Há que se observar que o posicionamento do CFM tem sido mantido pelos tribunais do País, como é o caso da Apelação Cível nº 5002355-04.2019.4.04.7203, julgada no ano de 2020 pelo Tribunal Regional Federal da 4° Região, que negou provimento ao recurso interposto por profissional da área médica, referente a publicação de imagens de “antes e depois”. O caso tratava de um Mandado de Segurança cujo objeto era tornar nula ou inaplicável a Resolução CFM 1974/11, de modo a permitir que a impetrante realizasse publicações de “antes e depois” em suas redes sociais.
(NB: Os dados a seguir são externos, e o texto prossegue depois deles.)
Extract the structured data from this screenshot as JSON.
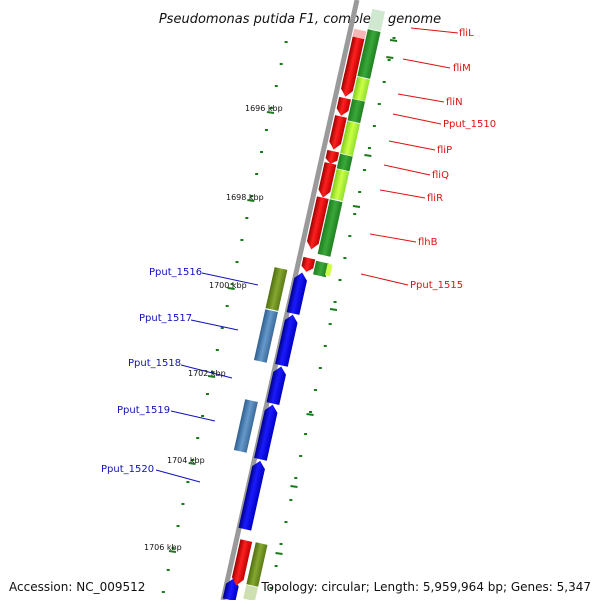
{
  "title": "Pseudomonas putida F1, complete genome",
  "footer": {
    "accession": "Accession: NC_009512",
    "topology": "Topology: circular; Length: 5,959,964 bp; Genes: 5,347"
  },
  "ticks": [
    {
      "label": "1696 kbp"
    },
    {
      "label": "1698 kbp"
    },
    {
      "label": "1700 kbp"
    },
    {
      "label": "1702 kbp"
    },
    {
      "label": "1704 kbp"
    },
    {
      "label": "1706 kbp"
    }
  ],
  "genes": [
    {
      "name": "fliL",
      "strand": "forward",
      "color": "#dd1111"
    },
    {
      "name": "fliM",
      "strand": "forward",
      "color": "#dd1111"
    },
    {
      "name": "fliN",
      "strand": "forward",
      "color": "#dd1111"
    },
    {
      "name": "Pput_1510",
      "strand": "forward",
      "color": "#dd1111"
    },
    {
      "name": "fliP",
      "strand": "forward",
      "color": "#dd1111"
    },
    {
      "name": "fliQ",
      "strand": "forward",
      "color": "#dd1111"
    },
    {
      "name": "fliR",
      "strand": "forward",
      "color": "#dd1111"
    },
    {
      "name": "flhB",
      "strand": "forward",
      "color": "#dd1111"
    },
    {
      "name": "Pput_1515",
      "strand": "forward",
      "color": "#dd1111"
    },
    {
      "name": "Pput_1516",
      "strand": "reverse",
      "color": "#1111bb"
    },
    {
      "name": "Pput_1517",
      "strand": "reverse",
      "color": "#1111bb"
    },
    {
      "name": "Pput_1518",
      "strand": "reverse",
      "color": "#1111bb"
    },
    {
      "name": "Pput_1519",
      "strand": "reverse",
      "color": "#1111bb"
    },
    {
      "name": "Pput_1520",
      "strand": "reverse",
      "color": "#1111bb"
    }
  ],
  "colors": {
    "forward_feature": "#ee0000",
    "reverse_feature": "#0000ee",
    "backbone": "#888888",
    "tick": "#1a7a1a"
  }
}
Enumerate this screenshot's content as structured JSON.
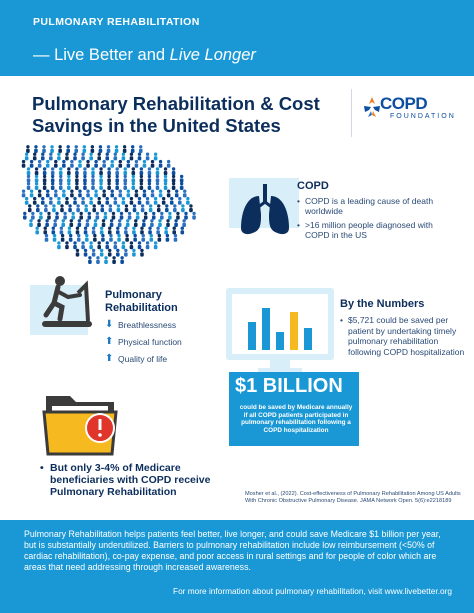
{
  "header": {
    "kicker": "PULMONARY REHABILITATION",
    "tagline_prefix": "— Live Better and ",
    "tagline_italic": "Live Longer"
  },
  "title": {
    "line1": "Pulmonary Rehabilitation & Cost",
    "line2": "Savings in the United States"
  },
  "logo": {
    "name": "COPD",
    "sub": "FOUNDATION",
    "brand_color": "#0c4ea0",
    "accent_color": "#f47b20"
  },
  "copd": {
    "title": "COPD",
    "bullets": [
      "COPD is a leading cause of death worldwide",
      ">16 million people diagnosed with COPD in the US"
    ]
  },
  "rehab": {
    "title": "Pulmonary Rehabilitation",
    "items": [
      {
        "direction": "down",
        "label": "Breathlessness"
      },
      {
        "direction": "up",
        "label": "Physical function"
      },
      {
        "direction": "up",
        "label": "Quality of life"
      }
    ]
  },
  "numbers": {
    "title": "By the Numbers",
    "bullet": "$5,721 could be saved per patient by undertaking timely pulmonary rehabilitation following COPD hospitalization"
  },
  "billion": {
    "amount": "$1 BILLION",
    "text": "could be saved by Medicare annually if all COPD patients participated in pulmonary rehabilitation following a COPD hospitalization"
  },
  "medicare": {
    "text": "But only 3-4% of Medicare beneficiaries with COPD receive Pulmonary Rehabilitation"
  },
  "citation": {
    "text": "Mosher et al., (2022). Cost-effectiveness of Pulmonary Rehabilitation Among US Adults With Chronic Obstructive Pulmonary Disease. JAMA Network Open. 5(6):e2218189"
  },
  "footer": {
    "body": "Pulmonary Rehabilitation helps patients feel better, live longer, and could save Medicare $1 billion per year, but is substantially underutilized. Barriers to pulmonary rehabilitation include low reimbursement (<50% of cardiac rehabilitation), co-pay expense, and poor access in rural settings and for people of color which are areas that need addressing through increased awareness.",
    "link": "For more information about pulmonary rehabilitation, visit www.livebetter.org"
  },
  "colors": {
    "primary_blue": "#1a98d5",
    "navy": "#0c2e5c",
    "light_blue": "#d8eef9",
    "alert_red": "#e0352b",
    "folder_yellow": "#f6b91f"
  },
  "icons": [
    "usa-people-map-icon",
    "lungs-icon",
    "treadmill-icon",
    "arrow-down-icon",
    "arrow-up-icon",
    "monitor-bar-chart-icon",
    "folder-alert-icon",
    "copd-foundation-logo-icon"
  ]
}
Como argumento, a profissional médica alegava possuir o consentimento do paciente, e que este não seria identificado. Os pedidos foram negados em primeira e segunda instância. 

Assim, para as clínicas estéticas, consultórios médicos e odontológicos que estão em busca de uma atuação pautada nas regras de seus conselhos específicos, é necessário o contínuo estudo e aprimoramento de suas rotinas, de forma a permanecerem atualizadas. A atenção aos regulamentos e resoluções dos conselhos de cada área será imprescindível, assim como a adoção dos documentos necessários a cada procedimento. A criação de uma Política Interna que estabeleça as regras para publicação em redes sociais também trará segurança à organização, aliada aos treinamentos constantes sobre o assunto. 

No mais, do ponto de vista da conformidade, ou compliance, com a LGPD, vale ressaltar a necessária adoção de uma Política de Privacidade, além da implementação de uma estrutura de governança de dados pessoais, tanto para pequenas quanto para grandes empresas. Ser transparente com os titulares, adotar medidas de segurança da informação e mitigar riscos envolve, sim, investimento. Mas a mudança do comportamento já representa grande parte do caminho a ser percorrido, buscando evitar, assim, danos reputacionais, operacionais e pecuniários às organizações empresariais aqui mencionadas.